Pink Out

 Most wine lovers have heard of ZAP (Zinfandel Advocates and Producers), but how many are familiar withRose' Avengers and Producers (RAP) RAP (Rosé Avengers and Producers)?

ZAP, of course, has been the champion for America’s heritage grape for nearly two decades. Their annual tasting, held in San Francisco each January, is one of the largest wine events in the country—a day-long orgy of Zinfandel produced by hundreds of different wineries, held in two buildings the size of football fields.

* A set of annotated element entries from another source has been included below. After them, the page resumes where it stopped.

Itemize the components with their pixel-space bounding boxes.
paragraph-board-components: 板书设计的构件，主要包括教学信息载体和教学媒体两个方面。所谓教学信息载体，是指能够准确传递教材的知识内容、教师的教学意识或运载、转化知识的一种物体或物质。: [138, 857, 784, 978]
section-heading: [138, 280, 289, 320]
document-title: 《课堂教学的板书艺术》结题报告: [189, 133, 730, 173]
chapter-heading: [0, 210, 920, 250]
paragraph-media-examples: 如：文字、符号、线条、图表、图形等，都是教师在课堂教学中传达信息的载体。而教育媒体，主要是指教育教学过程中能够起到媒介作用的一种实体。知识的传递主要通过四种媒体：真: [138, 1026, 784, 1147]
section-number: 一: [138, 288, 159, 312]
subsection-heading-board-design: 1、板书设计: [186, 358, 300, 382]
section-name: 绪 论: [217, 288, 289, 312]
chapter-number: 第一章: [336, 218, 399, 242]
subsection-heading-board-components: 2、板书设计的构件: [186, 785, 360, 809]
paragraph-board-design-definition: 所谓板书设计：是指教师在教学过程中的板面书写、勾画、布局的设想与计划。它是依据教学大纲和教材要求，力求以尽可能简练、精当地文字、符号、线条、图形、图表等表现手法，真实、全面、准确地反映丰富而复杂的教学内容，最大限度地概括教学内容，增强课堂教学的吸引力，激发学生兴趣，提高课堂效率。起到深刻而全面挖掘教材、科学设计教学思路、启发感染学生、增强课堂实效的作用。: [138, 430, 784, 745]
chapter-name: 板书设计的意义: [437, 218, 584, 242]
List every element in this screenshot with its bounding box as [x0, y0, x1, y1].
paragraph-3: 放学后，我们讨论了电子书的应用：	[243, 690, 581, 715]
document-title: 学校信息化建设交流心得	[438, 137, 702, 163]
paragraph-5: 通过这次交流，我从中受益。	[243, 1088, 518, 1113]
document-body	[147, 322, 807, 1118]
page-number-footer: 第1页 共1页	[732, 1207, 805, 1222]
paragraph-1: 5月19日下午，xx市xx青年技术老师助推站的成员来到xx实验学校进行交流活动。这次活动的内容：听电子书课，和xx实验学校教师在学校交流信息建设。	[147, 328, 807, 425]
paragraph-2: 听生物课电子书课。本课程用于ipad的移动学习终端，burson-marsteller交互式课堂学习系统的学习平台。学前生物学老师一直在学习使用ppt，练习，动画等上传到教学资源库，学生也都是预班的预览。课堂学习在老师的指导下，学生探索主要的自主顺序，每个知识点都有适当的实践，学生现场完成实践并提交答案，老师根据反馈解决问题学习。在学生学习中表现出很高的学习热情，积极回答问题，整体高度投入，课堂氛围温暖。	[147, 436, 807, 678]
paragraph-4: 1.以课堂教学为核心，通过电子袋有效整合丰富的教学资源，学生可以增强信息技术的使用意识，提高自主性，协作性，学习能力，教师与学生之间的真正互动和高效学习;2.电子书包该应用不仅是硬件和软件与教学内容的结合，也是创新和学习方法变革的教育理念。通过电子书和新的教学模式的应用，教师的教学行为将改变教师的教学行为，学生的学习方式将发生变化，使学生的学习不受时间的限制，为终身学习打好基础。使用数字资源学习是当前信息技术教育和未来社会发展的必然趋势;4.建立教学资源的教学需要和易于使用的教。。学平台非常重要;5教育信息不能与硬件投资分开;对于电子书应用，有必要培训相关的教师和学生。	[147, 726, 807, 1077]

RAP’s yearly event, nicknamed Pink Out, will be held on Tuesday, May 8 at the Butterfly Restaurant in San Francisco’s Embarcadero. It’s a modest tasting compared with its Zinfandel counterpart, with perhaps 40-50 wineries participating. Butterfly’s chef, Robert Lam, will turn out Pan-Pacific appetizers, and “guests are encouraged to wear their most fun and entertaining pink attire.”

So what’s the point of RAP? The organization is “dedicated to righting the wrongs done to dry rosé,” and those wrongs are legion. When I first started drinking wine in the 1970s, dry rosé (usually sourced from the South of France) was one of the most popular wines in America. That popularity was wiped out when the White Zinfandel epidemic swept across the country. Consumers were suddenly placed in an impossible situation. The folks who liked White Zin had no use for dry rosé, since it wasn’t sweet enough. On the other end of the spectrum, wine lovers became self-conscious about drinking dry rosé in public, since it seemed to visually brand them as fans of White Zin. Faced with that double whammy, sales of dry rosé slowed to a trickle.

The category is once again booming in recent years, as a new generation of wine drinkers discovers the versatility of dry rosé. Dry pink wine has an amazing range of styles and food matchups; flavors of red fruits and a firm, tannic backbone make it a good accompaniment for everything from finger foods and fish dishes through chicken, veal and pork to red meats. It’s also a charm by itself on a hot day.

Wherever you are on May 8, uncork a bottle of dry rosé and celebrate the fact that people are recovering their senses.